Последнее желание

Александр Гринёв
 О, как я жаждал этой встречи!
 Убью!
   
    Пространство звенящее тишиной, черный квадрат  непостижимого измерения, луч света безмерный, яркий и в нем он!
     Вижу каждую складку одежды, мелкие морщинки у глаз и шрам на его подбородке.
   
     Нам было лет по семь. И бежал я с яблоками за пазухой, а он кричал: «Брось, брось, догонят!».
Прыжок!
    Летим с косогора.
Разбил он подбородок о камень, мне ладошки в кровь снесло.
Было лихо-весело!
    И проснулось чувство новое, ёмкое, взрослое, и вложилось оно в душу незримо, и смешали мы кровь из ран, и решили зваться братьями.
   
    - В грудь ударило! Бо-о-ольно!!
   
     Вот и десятилетие минуло: он моё тело по ночному кладбищу тащит и стреляет в темноту, а «жестянщики» палят из обрезов без разбору…
    И было нам всего-то семнадцать и не сомневались мы друг в друге.
   
     ***
   
    - Когда на работу устроишься? - спросил отец.
    А я и говорить не хотел. Ответить: работаю – соврать значит, а сказать где, так лучше и не знать ему…
    В тот год, как из армии вернулся, перевернулся мир лихо .
    Друзья смеялись, когда в автоколонну устроился. А я и не знал: зарплату не выдают.
    Отец молчал, а мне и невдомек: семья-то живет на пенсию деда.
    Так и пристроился в бригаду Залётного и не заметил, как во вкус вошел.
    Те три лимона первых, что матери сунул, возмутили отца, он вроде понял и молчал три дня .
    Но все же убедил его, мол, в охране работаю. Вроде и не соврал, но и правду не сказал.
    Да и ладно, успокоился он. Лишь понять не мог почему я на работу и в спортивном костюме...
   
    ***
   
    -Темно… Где мое сердце?!
   
    ***
   
    Что творилось тогда и вспоминать жутко, а уж, что я вытворял и вовсе.
    Но вершились дела  шалманом, от того и не страшно было.

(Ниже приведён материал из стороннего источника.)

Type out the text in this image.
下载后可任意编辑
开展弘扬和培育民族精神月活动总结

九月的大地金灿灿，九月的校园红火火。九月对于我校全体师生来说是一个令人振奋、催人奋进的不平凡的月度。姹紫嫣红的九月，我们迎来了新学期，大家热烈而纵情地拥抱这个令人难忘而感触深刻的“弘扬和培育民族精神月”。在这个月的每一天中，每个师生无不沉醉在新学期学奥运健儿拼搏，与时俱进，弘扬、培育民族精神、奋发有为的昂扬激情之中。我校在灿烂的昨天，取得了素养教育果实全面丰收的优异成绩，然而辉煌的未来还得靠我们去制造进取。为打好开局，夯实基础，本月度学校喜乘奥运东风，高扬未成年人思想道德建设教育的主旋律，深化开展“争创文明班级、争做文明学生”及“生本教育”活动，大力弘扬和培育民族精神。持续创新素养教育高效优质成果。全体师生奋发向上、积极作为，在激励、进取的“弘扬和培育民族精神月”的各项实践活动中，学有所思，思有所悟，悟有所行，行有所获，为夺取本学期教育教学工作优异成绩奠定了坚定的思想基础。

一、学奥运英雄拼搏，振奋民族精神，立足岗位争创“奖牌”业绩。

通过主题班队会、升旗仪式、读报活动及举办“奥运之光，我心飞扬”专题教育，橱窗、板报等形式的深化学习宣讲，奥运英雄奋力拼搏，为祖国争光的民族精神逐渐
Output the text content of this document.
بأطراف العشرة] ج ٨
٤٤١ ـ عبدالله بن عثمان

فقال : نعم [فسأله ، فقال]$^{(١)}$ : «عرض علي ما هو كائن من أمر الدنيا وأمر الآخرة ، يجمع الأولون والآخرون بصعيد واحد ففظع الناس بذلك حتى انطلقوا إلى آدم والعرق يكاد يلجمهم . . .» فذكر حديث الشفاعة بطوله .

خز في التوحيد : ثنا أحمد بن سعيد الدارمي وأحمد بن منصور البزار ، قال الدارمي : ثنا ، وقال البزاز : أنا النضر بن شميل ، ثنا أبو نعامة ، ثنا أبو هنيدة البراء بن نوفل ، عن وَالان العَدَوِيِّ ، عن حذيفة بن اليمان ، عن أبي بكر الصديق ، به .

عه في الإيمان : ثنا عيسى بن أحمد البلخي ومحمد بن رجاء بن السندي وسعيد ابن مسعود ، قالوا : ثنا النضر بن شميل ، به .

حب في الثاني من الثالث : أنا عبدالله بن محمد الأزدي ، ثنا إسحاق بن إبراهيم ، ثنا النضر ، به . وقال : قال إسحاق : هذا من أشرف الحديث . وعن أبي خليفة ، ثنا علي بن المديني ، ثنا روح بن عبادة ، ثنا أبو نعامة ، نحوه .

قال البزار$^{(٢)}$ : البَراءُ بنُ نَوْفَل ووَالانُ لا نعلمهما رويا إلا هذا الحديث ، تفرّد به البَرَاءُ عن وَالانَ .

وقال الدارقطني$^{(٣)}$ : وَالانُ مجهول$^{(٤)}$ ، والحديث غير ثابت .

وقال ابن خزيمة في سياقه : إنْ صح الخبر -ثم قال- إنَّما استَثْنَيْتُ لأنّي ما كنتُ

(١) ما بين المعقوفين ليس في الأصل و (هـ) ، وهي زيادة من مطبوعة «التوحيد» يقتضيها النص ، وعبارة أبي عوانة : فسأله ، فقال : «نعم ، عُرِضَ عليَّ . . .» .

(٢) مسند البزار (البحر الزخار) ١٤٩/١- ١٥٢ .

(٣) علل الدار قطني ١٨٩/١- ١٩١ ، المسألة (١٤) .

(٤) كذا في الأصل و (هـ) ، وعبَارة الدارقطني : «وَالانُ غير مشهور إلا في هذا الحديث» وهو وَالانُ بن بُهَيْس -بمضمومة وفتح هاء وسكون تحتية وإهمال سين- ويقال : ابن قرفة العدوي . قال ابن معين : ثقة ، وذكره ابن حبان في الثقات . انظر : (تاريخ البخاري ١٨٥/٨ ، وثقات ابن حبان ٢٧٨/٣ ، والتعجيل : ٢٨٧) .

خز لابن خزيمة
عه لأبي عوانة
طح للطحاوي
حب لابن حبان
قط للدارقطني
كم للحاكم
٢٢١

А вскоре и совесть забилась в мелкую щель: и смотрела с ужасом и показаться боялась.
   
    Отец в рейс ушел, обещал через неделю вернуться, да вдруг и пропал где-то на трассе.
    Я с пацанами всю её проехал. Нашёл фуру его и труп сгоревший.
    Никак не верилось, что отец это. Но вот, ботинок мне знакомым показался, а лишь подкову увидел родную то и сомнений не осталось.
    Не мы то «плечо» контролировали, далеко было. Предъявить некому, но без разборок не обойтись, вот и сорвался один, разрулить ситуацию.
   
    Славянскую бригаду вычислил быстро.
    К вечеру зашел в ресторан местный. Народу невпроворот: все на пальцАх - крутые, при деньгах. Болтами сверкают, цепями золотыми бренчат.
    Девки верещат и бухло рекой, а халдеи по углам тарятся, ко мне так и не подошел ни один, хотя, и столика-то свободного не было.
    Залетному нарваться на перо иль пулю, здесь запросто. Так и двинул я с этого места голодным и злым.
    Солнце за горизонт присело, из-за деревьев последними лучами брызнуло и как-то странно завалилось,  вроде  рукой невидимой толкнул его кто за тучу.
    Дождь неожиданно прыснул: мелкий, противный. Сыро, неуютно, холодно.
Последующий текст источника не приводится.